Mais où en sont les compères et leur première neige ? Eh bien, à leurs pantalons trempés – car oui on n’est jamais totalement prêt pour la première – répondent les rires et fusent les boules de neige ! Frigorifiés, et afin de ne pas transformer cette première en cauchemar ou déception, les lugeurs de l’extrême s’en sont allés au café se réchauffer.
Sauvage, sauvage… Aux housses de plastique sur les sièges répond le contrôle au faciès pour savoir si on a le droit, ou si on mérite de vivre ici. Ainsi donc, la sauvagerie réside sans doute dans l’esprit du capitalisme, là où il y a toujours de l’argent à se faire sur le dos de la misère.

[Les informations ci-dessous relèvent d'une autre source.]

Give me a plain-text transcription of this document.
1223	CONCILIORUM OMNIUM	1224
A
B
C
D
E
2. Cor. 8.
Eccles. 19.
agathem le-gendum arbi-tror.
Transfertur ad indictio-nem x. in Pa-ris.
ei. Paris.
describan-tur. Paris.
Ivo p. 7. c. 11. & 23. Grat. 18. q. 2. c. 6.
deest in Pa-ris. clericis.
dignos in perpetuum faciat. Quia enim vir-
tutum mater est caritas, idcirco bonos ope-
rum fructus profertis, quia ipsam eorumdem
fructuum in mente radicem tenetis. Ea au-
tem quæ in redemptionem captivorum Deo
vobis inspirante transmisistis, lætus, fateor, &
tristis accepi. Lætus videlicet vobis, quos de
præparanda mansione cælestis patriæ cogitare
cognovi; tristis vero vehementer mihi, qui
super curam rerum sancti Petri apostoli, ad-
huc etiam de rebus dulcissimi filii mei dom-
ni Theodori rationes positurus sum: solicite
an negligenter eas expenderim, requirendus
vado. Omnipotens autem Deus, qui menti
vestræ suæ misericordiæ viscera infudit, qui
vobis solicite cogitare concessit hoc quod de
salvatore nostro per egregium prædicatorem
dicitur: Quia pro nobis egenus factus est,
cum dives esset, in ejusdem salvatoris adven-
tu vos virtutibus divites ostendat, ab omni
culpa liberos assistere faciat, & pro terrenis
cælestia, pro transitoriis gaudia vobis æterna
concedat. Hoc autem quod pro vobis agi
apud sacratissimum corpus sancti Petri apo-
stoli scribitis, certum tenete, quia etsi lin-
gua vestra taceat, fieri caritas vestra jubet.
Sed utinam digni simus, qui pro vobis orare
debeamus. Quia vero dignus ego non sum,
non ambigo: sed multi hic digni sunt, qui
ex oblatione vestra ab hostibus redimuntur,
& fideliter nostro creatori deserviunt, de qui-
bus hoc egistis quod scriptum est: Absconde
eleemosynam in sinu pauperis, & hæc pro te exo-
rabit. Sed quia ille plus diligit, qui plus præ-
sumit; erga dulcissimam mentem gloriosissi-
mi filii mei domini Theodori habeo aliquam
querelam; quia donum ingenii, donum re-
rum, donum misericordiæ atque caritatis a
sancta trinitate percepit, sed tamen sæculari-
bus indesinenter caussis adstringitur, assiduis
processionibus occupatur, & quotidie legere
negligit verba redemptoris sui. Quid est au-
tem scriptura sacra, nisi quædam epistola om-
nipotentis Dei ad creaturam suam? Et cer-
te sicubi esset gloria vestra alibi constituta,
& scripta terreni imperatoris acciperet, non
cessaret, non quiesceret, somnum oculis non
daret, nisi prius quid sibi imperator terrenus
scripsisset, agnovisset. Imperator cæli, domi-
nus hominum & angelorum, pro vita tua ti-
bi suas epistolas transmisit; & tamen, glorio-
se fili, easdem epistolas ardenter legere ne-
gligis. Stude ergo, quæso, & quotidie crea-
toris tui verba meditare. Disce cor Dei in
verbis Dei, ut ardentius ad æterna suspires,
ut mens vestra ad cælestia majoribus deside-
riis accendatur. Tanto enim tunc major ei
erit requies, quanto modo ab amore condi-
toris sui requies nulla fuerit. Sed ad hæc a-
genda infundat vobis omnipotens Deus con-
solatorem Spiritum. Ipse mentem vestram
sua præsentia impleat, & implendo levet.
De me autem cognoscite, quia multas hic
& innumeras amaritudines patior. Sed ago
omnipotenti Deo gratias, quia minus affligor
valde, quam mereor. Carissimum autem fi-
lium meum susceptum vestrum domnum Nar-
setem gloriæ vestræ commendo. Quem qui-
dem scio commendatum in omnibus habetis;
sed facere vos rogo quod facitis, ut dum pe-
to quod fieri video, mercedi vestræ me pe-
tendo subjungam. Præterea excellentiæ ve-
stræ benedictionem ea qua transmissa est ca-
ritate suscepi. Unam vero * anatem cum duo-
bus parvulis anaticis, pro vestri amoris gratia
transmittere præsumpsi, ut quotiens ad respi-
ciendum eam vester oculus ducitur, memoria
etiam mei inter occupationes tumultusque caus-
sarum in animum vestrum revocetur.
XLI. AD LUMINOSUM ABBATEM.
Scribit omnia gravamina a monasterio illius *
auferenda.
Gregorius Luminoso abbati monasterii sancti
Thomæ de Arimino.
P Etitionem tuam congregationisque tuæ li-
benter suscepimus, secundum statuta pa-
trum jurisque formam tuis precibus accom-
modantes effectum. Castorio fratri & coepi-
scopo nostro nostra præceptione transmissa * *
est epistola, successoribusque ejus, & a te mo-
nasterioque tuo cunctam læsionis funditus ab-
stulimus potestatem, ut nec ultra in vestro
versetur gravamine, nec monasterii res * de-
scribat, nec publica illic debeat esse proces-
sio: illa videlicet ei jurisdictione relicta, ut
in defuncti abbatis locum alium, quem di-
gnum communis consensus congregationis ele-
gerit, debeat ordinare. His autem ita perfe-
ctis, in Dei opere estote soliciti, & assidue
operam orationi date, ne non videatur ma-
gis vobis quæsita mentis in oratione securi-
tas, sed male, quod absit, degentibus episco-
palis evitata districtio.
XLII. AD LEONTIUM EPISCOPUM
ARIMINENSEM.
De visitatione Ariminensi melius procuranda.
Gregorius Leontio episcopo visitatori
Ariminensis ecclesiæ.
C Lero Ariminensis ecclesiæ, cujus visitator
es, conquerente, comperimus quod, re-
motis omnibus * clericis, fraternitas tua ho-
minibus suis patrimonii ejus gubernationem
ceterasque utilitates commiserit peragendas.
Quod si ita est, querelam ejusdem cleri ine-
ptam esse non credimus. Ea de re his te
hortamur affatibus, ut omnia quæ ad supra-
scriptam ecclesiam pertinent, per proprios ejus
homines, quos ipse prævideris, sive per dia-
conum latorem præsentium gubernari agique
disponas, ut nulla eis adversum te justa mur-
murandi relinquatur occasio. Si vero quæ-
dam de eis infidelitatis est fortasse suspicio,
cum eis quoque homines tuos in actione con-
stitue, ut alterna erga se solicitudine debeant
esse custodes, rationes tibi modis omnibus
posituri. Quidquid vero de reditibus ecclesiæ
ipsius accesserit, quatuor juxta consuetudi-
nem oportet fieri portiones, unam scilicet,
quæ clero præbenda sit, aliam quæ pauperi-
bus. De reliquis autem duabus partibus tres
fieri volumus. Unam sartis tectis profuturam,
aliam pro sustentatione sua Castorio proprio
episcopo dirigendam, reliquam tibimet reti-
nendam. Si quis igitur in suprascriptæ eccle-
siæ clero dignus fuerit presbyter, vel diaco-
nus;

Allez-y, le grand marché de l’exclusion est ouvert, le grand business de la “sécurité migratoire” vous ouvre ses portes ! Oui, de plus en plus d’acteurs privés se partagent ce marché, comme le raconte Claire Rodier dans son ouvrage Xénophobie business. Même Ikea propose désormais sa tente “réfugiés”. On pleure ou on vomit ? A qui profite la misère ? A ceux qui la créent !
Face à tous ces constats amers et déprimants, révoltants, que peut le travailleur social ? Il peut, dans le cadre de son travail, accompagner avec le plus d’humanisme possible, se battre pour plus de moyens et d’éthique ! Il peut aussi appeler à la désobéissance éthique et civile, se lever contre l’absurdité d’un système en étant prêt à en payer les conséquences. Car venir en aide à l’étranger qu’on expulse est puni par la loi. Délit de solidarité. Je pense pourtant qu’il est sans doute de notre devoir, travailleurs sociaux, de rappeler haut et fort l’utilité de nos professions, de repolitiser le travail social. Celui-ci peut et doit témoigner, c’est là un devoir des plus actuels ! Il s’agit aussi de développer les luttes contre les remises en cause des statuts et conventions collectives, de lutter contre l’exclusion et les politiques sécuritaires, le fichage systématique de tout ce qui apparaît comme “classe dangereuse”. Oui, il est urgent de penser une société où chacun(e) puisse jouir de vivre décemment et non dans le profit, l’exploitation ou la relégation. Il s’agit de retrouver le sens de nos missions, ce qui passe par la réaffirmation de ces valeurs de liberté, d’égalité, de fraternité, de laïcité, certes dans le cadre d’un métier salarié mais aussi parfois au-delà. Ne pas cautionner le système économique actuel mais être solidaire.
Nos ancêtres sont autant gaulois qu’érythréens, ce sont le partage et le mélange qui nous grandissent, et, me concernant, mon drapeau est fait de tout plein de morceaux, il est international ! »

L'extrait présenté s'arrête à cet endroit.